Dit bostype is dominant aanwezig in vrijwel alle grote loofboscomplexen in de leemstreek van Oost-Brabant en Limburg. Ook elders in Vlaanderen is het type aan te treffen vooral op valleibodems, depressies en zones grenzend aan rivier- en beekgeleidende bossen (alluviale bossen). In mindere maten is het ook terug te vinden in plateau- en hellingbossen. De boomlaag wordt gedomineerd door eik. Wanneer de bodem voldoende vochtig is om beuk als dominante boom toe te laten, behoren tot habitattype 9120(Atlantische zuurminedende beukenbossen) of 9130(Beukenbossen van het type Asperulo-Fagetum).
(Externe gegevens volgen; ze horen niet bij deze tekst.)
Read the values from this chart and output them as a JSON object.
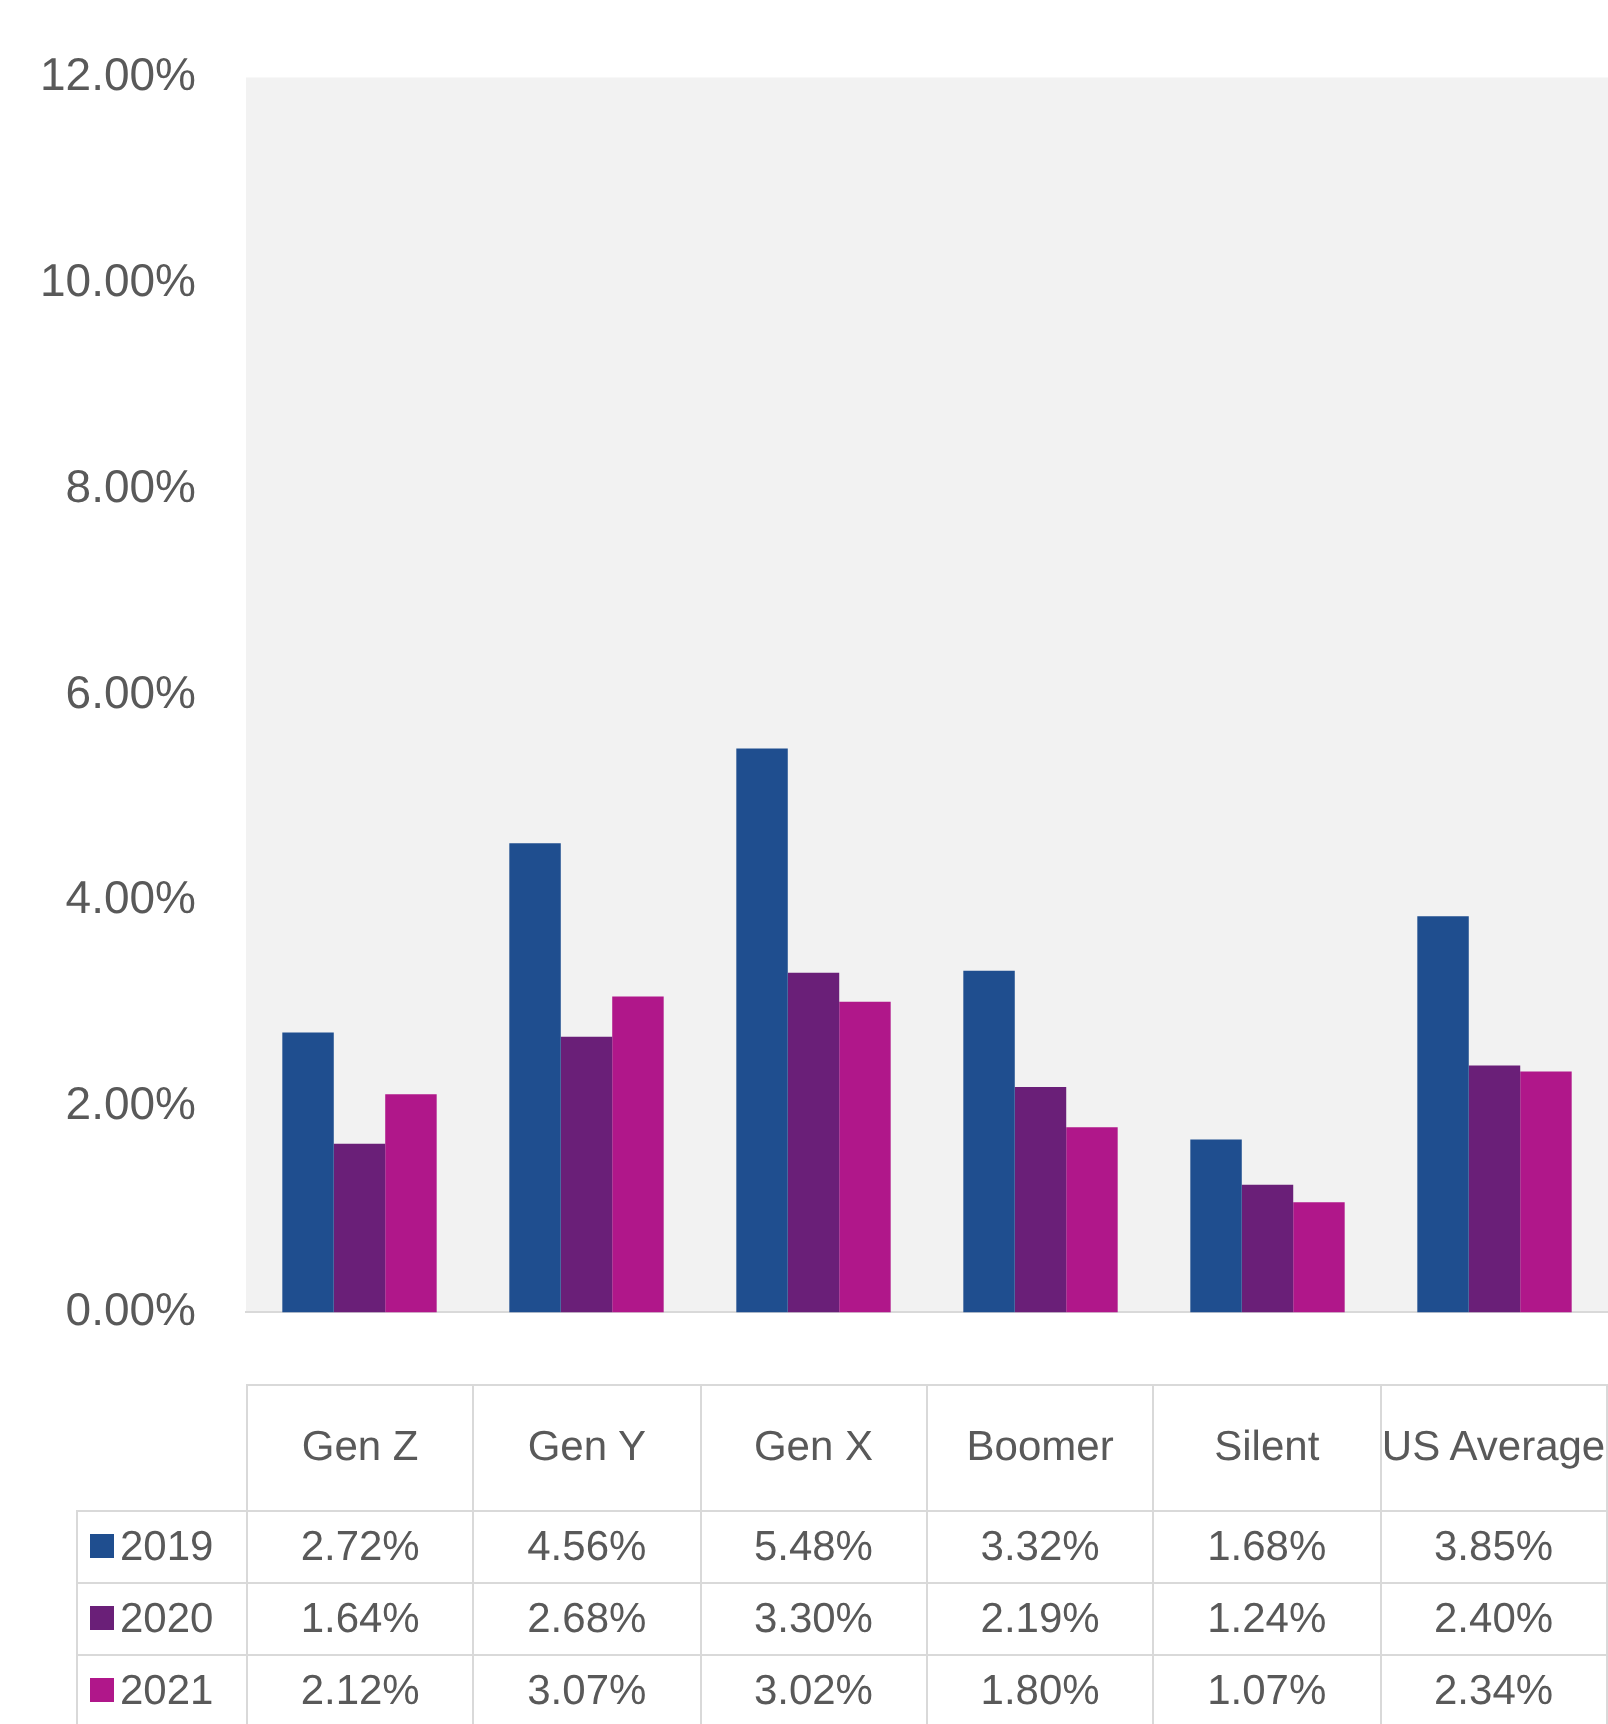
{
  "chart_data": {
    "type": "bar",
    "categories": [
      "Gen Z",
      "Gen Y",
      "Gen X",
      "Boomer",
      "Silent",
      "US Average"
    ],
    "series": [
      {
        "name": "2019",
        "color": "#1f4e8f",
        "values": [
          2.72,
          4.56,
          5.48,
          3.32,
          1.68,
          3.85
        ],
        "value_labels": [
          "2.72%",
          "4.56%",
          "5.48%",
          "3.32%",
          "1.68%",
          "3.85%"
        ]
      },
      {
        "name": "2020",
        "color": "#6a1f78",
        "values": [
          1.64,
          2.68,
          3.3,
          2.19,
          1.24,
          2.4
        ],
        "value_labels": [
          "1.64%",
          "2.68%",
          "3.30%",
          "2.19%",
          "1.24%",
          "2.40%"
        ]
      },
      {
        "name": "2021",
        "color": "#b0178a",
        "values": [
          2.12,
          3.07,
          3.02,
          1.8,
          1.07,
          2.34
        ],
        "value_labels": [
          "2.12%",
          "3.07%",
          "3.02%",
          "1.80%",
          "1.07%",
          "2.34%"
        ]
      }
    ],
    "ylim": [
      0,
      12
    ],
    "yticks": [
      {
        "value": 0,
        "label": "0.00%"
      },
      {
        "value": 2,
        "label": "2.00%"
      },
      {
        "value": 4,
        "label": "4.00%"
      },
      {
        "value": 6,
        "label": "6.00%"
      },
      {
        "value": 8,
        "label": "8.00%"
      },
      {
        "value": 10,
        "label": "10.00%"
      },
      {
        "value": 12,
        "label": "12.00%"
      }
    ],
    "grid": false,
    "legend": "bottom"
  }
}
Dit habitattype bevat een belagrijk deel van de monumentale bomen (omtrek groter dan 3meter) in Vlaanderen en is o.a. zeer belangrijk voor verschillende vogelrichtlijnsoorten (Zwarte specht, Middelste bonte,Wespendief.).
Flora
Sleutelsoorten: Ruwe smele (Deschampsia cespitosa), Smalle stekelvaren (Dryopteris carthusiana), Mannetjesvaren (Dryopteris filix-mas), Witte klaverzuring (Oxalis acetosella),Aardbeiganzerik (Potentilla sterilis)
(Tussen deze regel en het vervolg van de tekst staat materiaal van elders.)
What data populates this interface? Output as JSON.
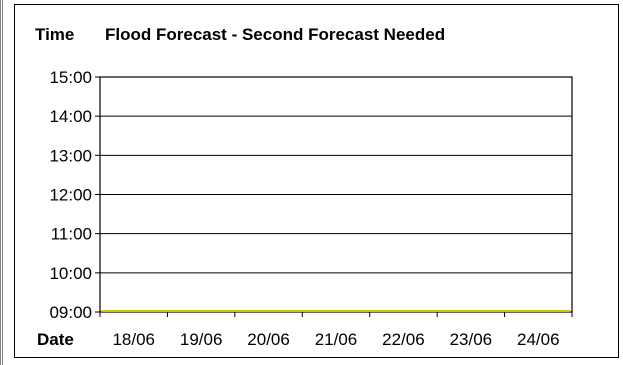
{
  "chart_data": {
    "type": "line",
    "title": "Flood Forecast - Second Forecast Needed",
    "ylabel": "Time",
    "xlabel": "Date",
    "categories": [
      "18/06",
      "19/06",
      "20/06",
      "21/06",
      "22/06",
      "23/06",
      "24/06"
    ],
    "y_ticks": [
      "09:00",
      "10:00",
      "11:00",
      "12:00",
      "13:00",
      "14:00",
      "15:00"
    ],
    "ylim": [
      "09:00",
      "15:00"
    ],
    "series": [
      {
        "values": [
          "09:00",
          "09:00",
          "09:00",
          "09:00",
          "09:00",
          "09:00",
          "09:00"
        ],
        "color": "#c8c800"
      }
    ],
    "grid": true,
    "legend": "none"
  }
}
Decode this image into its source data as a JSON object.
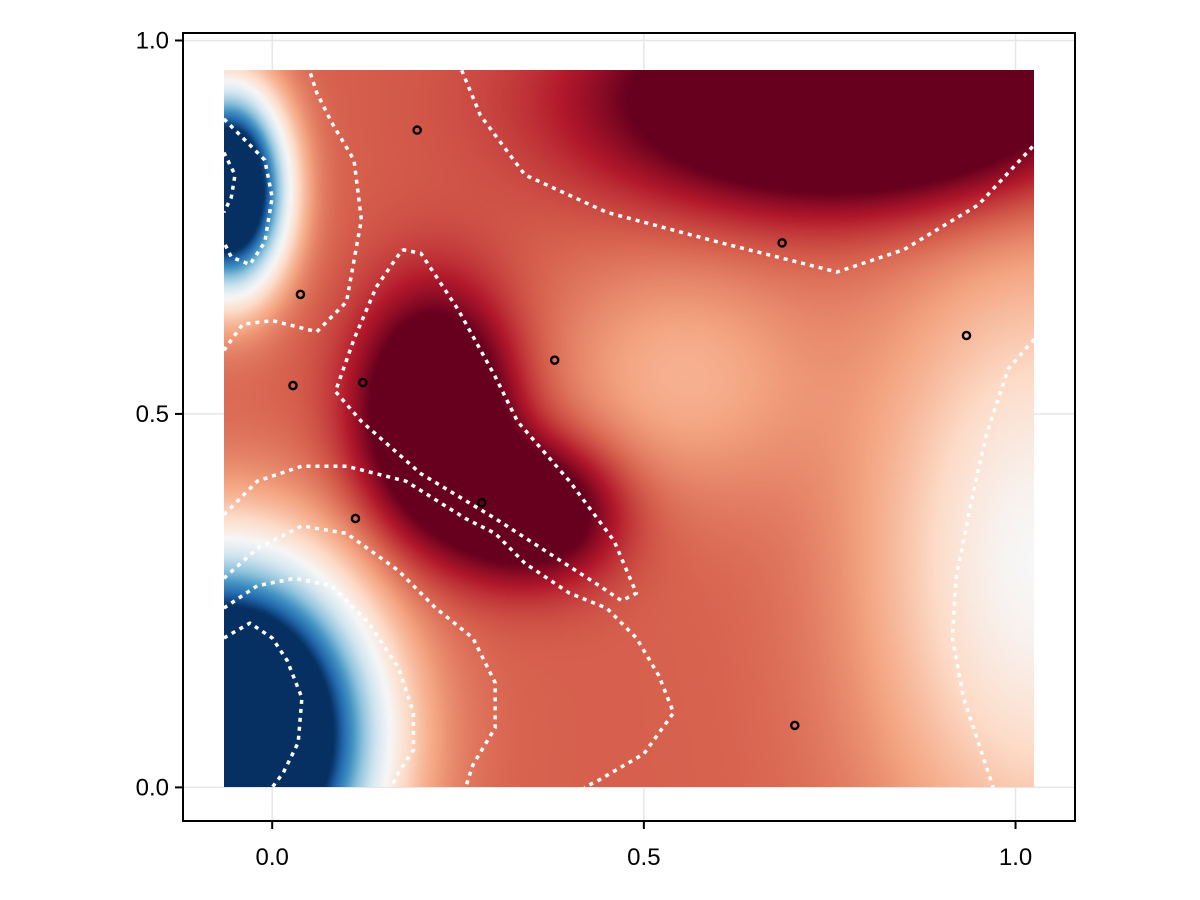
{
  "chart_data": {
    "type": "heatmap",
    "title": "",
    "xlabel": "",
    "ylabel": "",
    "xlim": [
      -0.12,
      1.08
    ],
    "ylim": [
      -0.045,
      1.01
    ],
    "x_ticks": [
      0.0,
      0.5,
      1.0
    ],
    "y_ticks": [
      0.0,
      0.5,
      1.0
    ],
    "x_tick_labels": [
      "0.0",
      "0.5",
      "1.0"
    ],
    "y_tick_labels": [
      "0.0",
      "0.5",
      "1.0"
    ],
    "grid": true,
    "legend": "none",
    "colormap": "RdBu",
    "colormap_stops": [
      "#053061",
      "#2166ac",
      "#4393c3",
      "#92c5de",
      "#d1e5f0",
      "#f7f7f7",
      "#fddbc7",
      "#f4a582",
      "#d6604d",
      "#b2182b",
      "#67001f"
    ],
    "heatmap_extent": {
      "x": [
        -0.065,
        1.025
      ],
      "y": [
        0.0,
        0.96
      ]
    },
    "contour_style": "white dotted",
    "samples": [
      {
        "x": 0.195,
        "y": 0.88
      },
      {
        "x": 0.038,
        "y": 0.66
      },
      {
        "x": 0.028,
        "y": 0.538
      },
      {
        "x": 0.122,
        "y": 0.542
      },
      {
        "x": 0.38,
        "y": 0.572
      },
      {
        "x": 0.282,
        "y": 0.381
      },
      {
        "x": 0.112,
        "y": 0.36
      },
      {
        "x": 0.686,
        "y": 0.729
      },
      {
        "x": 0.934,
        "y": 0.605
      },
      {
        "x": 0.703,
        "y": 0.083
      }
    ],
    "contours": [
      {
        "name": "upper-right-region",
        "points": [
          [
            0.255,
            0.96
          ],
          [
            0.28,
            0.9
          ],
          [
            0.34,
            0.82
          ],
          [
            0.45,
            0.77
          ],
          [
            0.6,
            0.73
          ],
          [
            0.7,
            0.705
          ],
          [
            0.76,
            0.69
          ],
          [
            0.85,
            0.72
          ],
          [
            0.95,
            0.78
          ],
          [
            1.025,
            0.86
          ]
        ]
      },
      {
        "name": "central-triangle",
        "points": [
          [
            0.175,
            0.72
          ],
          [
            0.2,
            0.715
          ],
          [
            0.25,
            0.64
          ],
          [
            0.3,
            0.55
          ],
          [
            0.33,
            0.49
          ],
          [
            0.4,
            0.41
          ],
          [
            0.46,
            0.33
          ],
          [
            0.49,
            0.26
          ],
          [
            0.47,
            0.25
          ],
          [
            0.44,
            0.27
          ],
          [
            0.3,
            0.36
          ],
          [
            0.2,
            0.42
          ],
          [
            0.12,
            0.49
          ],
          [
            0.085,
            0.53
          ],
          [
            0.11,
            0.6
          ],
          [
            0.14,
            0.67
          ],
          [
            0.175,
            0.72
          ]
        ]
      },
      {
        "name": "top-left-outer",
        "points": [
          [
            -0.065,
            0.585
          ],
          [
            -0.04,
            0.62
          ],
          [
            0.0,
            0.625
          ],
          [
            0.06,
            0.61
          ],
          [
            0.1,
            0.65
          ],
          [
            0.12,
            0.76
          ],
          [
            0.11,
            0.84
          ],
          [
            0.08,
            0.89
          ],
          [
            0.06,
            0.93
          ],
          [
            0.05,
            0.96
          ]
        ]
      },
      {
        "name": "top-left-inner",
        "points": [
          [
            -0.065,
            0.895
          ],
          [
            -0.04,
            0.87
          ],
          [
            -0.01,
            0.84
          ],
          [
            0.0,
            0.79
          ],
          [
            -0.01,
            0.73
          ],
          [
            -0.03,
            0.7
          ],
          [
            -0.055,
            0.71
          ],
          [
            -0.065,
            0.73
          ]
        ]
      },
      {
        "name": "top-left-core",
        "points": [
          [
            -0.065,
            0.85
          ],
          [
            -0.05,
            0.82
          ],
          [
            -0.055,
            0.79
          ],
          [
            -0.065,
            0.77
          ]
        ]
      },
      {
        "name": "bottom-left-1",
        "points": [
          [
            -0.065,
            0.365
          ],
          [
            -0.02,
            0.41
          ],
          [
            0.04,
            0.43
          ],
          [
            0.1,
            0.43
          ],
          [
            0.18,
            0.41
          ],
          [
            0.26,
            0.36
          ],
          [
            0.3,
            0.34
          ],
          [
            0.34,
            0.3
          ],
          [
            0.4,
            0.26
          ],
          [
            0.45,
            0.24
          ],
          [
            0.49,
            0.2
          ],
          [
            0.52,
            0.15
          ],
          [
            0.54,
            0.1
          ],
          [
            0.5,
            0.045
          ],
          [
            0.44,
            0.01
          ],
          [
            0.42,
            0.0
          ]
        ]
      },
      {
        "name": "bottom-left-2",
        "points": [
          [
            -0.065,
            0.28
          ],
          [
            -0.02,
            0.32
          ],
          [
            0.04,
            0.35
          ],
          [
            0.1,
            0.34
          ],
          [
            0.17,
            0.29
          ],
          [
            0.22,
            0.24
          ],
          [
            0.27,
            0.2
          ],
          [
            0.3,
            0.14
          ],
          [
            0.3,
            0.08
          ],
          [
            0.27,
            0.03
          ],
          [
            0.26,
            0.0
          ]
        ]
      },
      {
        "name": "bottom-left-3",
        "points": [
          [
            -0.065,
            0.24
          ],
          [
            -0.02,
            0.27
          ],
          [
            0.03,
            0.28
          ],
          [
            0.08,
            0.27
          ],
          [
            0.13,
            0.22
          ],
          [
            0.17,
            0.16
          ],
          [
            0.19,
            0.1
          ],
          [
            0.19,
            0.05
          ],
          [
            0.17,
            0.02
          ],
          [
            0.16,
            0.0
          ]
        ]
      },
      {
        "name": "bottom-left-4",
        "points": [
          [
            -0.065,
            0.2
          ],
          [
            -0.03,
            0.22
          ],
          [
            0.0,
            0.2
          ],
          [
            0.02,
            0.17
          ],
          [
            0.04,
            0.12
          ],
          [
            0.035,
            0.06
          ],
          [
            0.015,
            0.02
          ],
          [
            0.0,
            0.0
          ]
        ]
      },
      {
        "name": "right-edge",
        "points": [
          [
            1.025,
            0.6
          ],
          [
            0.99,
            0.56
          ],
          [
            0.96,
            0.47
          ],
          [
            0.94,
            0.38
          ],
          [
            0.92,
            0.28
          ],
          [
            0.915,
            0.2
          ],
          [
            0.93,
            0.12
          ],
          [
            0.95,
            0.06
          ],
          [
            0.97,
            0.0
          ]
        ]
      }
    ]
  }
}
Nevensoorten: Kruidlaag: Daslook (Allium ursinum), Eenbes (Paris quadrifolia), Gevlekte aronskelk (Arum maculatum), Boszegge (Carex sylvatica), Heelkruid (Sanicula europaea), Donkersporig bosviooltje (Viola reichenbachiana), Bleeksporig bosviooltje (Viola riviniana), Gladde witbol (Holcus mollis), Bosanemoon (Anemone nemorosa), Groot heksenkruid (Circaea lutetiana), Bosgierstgras (Milium effusum), Ruige veldbies (Luzula pilosa), Gewone salomonszegel (Polygonatum multiflorum), Gele dovenetel (Lamium galeobdolon), Dauwbraam (Rubus caesius), Slanke sleutelbloem (Primula elatior), Muskuskruid (Adoxa moschatellina), Drienerfmuur (Moehringia trinervia), Eenbloemig parelgras (Melica uniflora), Kleine maagdenpalm (Vinca minor), Echte valeriaan (Valeriana repens), Grote muur (Stellaria holostea), Bosbingelkruid (Mercurialis perennis)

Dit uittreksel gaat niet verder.